Im Foyer der Stadthalle war eine Bilderausstellung zu verschiedenen Menschenrechten zu sehen. Die Schaffensphase im Kunstunterricht war auf einem Film festgehalten worden und wurde nun präsentiert. Außerdem gab es einen Getränkeverkauf, an dem sich die Besucher mit fair gehandelten Waren aus dem Weißenhorner Weltladen eindecken konnten. Die Ulmer Amnesty-Gruppe zeigte ihre Präsenz an einem Stand, an dem unter anderem Petitionen unterzeichnet werden konnten. Zum Beispiel für einen in Afghanistan zum Tode verurteilten Kenianer, für den die Organisation eine Abmilderung des Urteils zur Haftstrafe erreichen will. Zur Eröffnung des Abends war eine Präsentation zu sehen, bei der zu jedem Eintrag aus der „allgemeinen Erklärung der Menschenrechte“ von Amnesty ein Bild gezeigt wurde. So wurde beispielsweise zu Artikel zwölf: „Freiheitssphäre des Einzelnen“ ein Foto des ehemaligen US-Geheimdienstmitarbeiters Edward Snowden, der nach Enthüllungen fliehen musste.

Eine Gitarrengruppe der Schule spielte das Lied „Freiheit“ von den Söhnen Mannheims, die Schulband bot den „Redemption Song“ von Bob Marley und schließlich ein von den Schülern selbst geschriebenes Lied mit dem Titel „Die Freiheit“. In der Stadthalle gab es auch zwei Theaterstücke zu sehen: Eines handelte von zwei indischen Schwestern im Kindesalter, die in einem Steinbruch und einer Fabrik schuften müssen, um für ihre Familien Geld zu beschaffen.
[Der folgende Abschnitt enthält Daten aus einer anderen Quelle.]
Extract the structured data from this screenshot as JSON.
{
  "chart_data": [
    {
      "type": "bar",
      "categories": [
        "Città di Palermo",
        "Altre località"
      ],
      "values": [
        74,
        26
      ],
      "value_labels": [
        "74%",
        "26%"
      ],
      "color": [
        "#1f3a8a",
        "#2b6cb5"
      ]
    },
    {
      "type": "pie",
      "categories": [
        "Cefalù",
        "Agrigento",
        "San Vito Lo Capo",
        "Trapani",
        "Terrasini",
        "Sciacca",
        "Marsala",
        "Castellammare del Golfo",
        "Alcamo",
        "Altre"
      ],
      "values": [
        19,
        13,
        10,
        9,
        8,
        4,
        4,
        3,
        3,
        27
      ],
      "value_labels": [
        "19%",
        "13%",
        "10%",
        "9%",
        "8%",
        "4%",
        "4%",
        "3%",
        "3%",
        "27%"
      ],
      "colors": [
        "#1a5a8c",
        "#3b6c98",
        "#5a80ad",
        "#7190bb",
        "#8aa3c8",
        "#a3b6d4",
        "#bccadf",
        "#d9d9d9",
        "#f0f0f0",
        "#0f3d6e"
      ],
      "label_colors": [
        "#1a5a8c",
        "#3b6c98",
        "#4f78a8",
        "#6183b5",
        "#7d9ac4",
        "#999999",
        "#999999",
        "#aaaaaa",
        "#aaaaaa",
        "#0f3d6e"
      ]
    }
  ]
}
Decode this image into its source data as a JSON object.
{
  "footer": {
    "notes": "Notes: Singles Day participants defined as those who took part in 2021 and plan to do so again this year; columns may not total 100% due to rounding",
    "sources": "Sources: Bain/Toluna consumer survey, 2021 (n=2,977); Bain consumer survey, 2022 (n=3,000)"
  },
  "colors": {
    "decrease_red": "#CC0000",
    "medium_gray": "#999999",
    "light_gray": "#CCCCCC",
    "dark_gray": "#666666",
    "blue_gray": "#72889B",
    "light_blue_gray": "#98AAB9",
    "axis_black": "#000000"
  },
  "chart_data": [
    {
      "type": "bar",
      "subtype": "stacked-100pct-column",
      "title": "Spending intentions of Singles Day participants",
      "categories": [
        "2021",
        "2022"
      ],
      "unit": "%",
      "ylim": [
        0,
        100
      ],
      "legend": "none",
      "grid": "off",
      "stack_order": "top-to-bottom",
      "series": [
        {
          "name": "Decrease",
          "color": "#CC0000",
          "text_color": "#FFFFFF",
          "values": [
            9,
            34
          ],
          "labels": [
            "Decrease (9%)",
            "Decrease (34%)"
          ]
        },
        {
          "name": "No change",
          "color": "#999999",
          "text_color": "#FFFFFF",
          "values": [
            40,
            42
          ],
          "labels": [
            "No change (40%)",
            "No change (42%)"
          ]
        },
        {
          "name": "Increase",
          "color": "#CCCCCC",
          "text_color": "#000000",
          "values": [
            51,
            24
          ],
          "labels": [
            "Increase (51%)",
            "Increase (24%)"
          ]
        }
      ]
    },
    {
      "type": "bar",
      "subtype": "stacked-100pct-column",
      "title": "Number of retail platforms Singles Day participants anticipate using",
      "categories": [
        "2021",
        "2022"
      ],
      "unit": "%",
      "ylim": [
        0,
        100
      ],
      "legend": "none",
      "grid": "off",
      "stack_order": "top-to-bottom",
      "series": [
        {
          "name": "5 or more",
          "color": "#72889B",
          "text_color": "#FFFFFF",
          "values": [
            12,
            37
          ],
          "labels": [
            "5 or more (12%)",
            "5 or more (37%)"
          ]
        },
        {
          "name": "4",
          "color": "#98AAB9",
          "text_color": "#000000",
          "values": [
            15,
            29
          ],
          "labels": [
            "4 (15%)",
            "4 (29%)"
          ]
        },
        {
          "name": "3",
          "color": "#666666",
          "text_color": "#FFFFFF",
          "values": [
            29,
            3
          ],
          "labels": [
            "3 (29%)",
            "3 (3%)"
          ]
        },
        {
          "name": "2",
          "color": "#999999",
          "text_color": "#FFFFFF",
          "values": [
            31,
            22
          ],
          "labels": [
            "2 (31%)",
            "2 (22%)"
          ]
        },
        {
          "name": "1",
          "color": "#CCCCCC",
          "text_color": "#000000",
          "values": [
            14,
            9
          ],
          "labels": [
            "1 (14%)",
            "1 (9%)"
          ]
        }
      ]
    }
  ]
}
Beide wünschen sich nichts sehnlicher, als eine Schule besuchen zu dürfen. Das andere erzählte die Geschichte eines brasilianischen Buben, der seine Eltern verlässt, schließlich als Schuhputzer auf der Straße landet und süchtig nach Klebstoff-Schnüffeln wird. Er wird von einem Freund gerettet, der ihn in ein Jugendzentrum bringt.

Auch Gedichte wurden inszeniert – am eindrucksvollsten von drei Realschülerinnen aus der sechsten Klasse, die ein Werk gegen Diskriminierung vortrugen. Es ging um grüne Männchen, die sich eine andere hautfarbe wünschen, diese wechseln und dann aber erneut zum Ziel von Anfeindungen werden.

Die neunten Klassen hatten den Blick in die Vergangenheit gerichtet – und berichteten jetzt über ihre Exkursion zum ehemaligen Konzentrationslager am oberen Kuhberg in Ulm.

Nach dem eindrucksvollen Abend spendeten die Besucher begeistert Applaus – und Geld: Der Erlös in Höhe von 1000 Euro geht an das Roggenburger „Projekt Schwarz-Weiß“, das Schulen und Krankenhäuser in Kenia baut.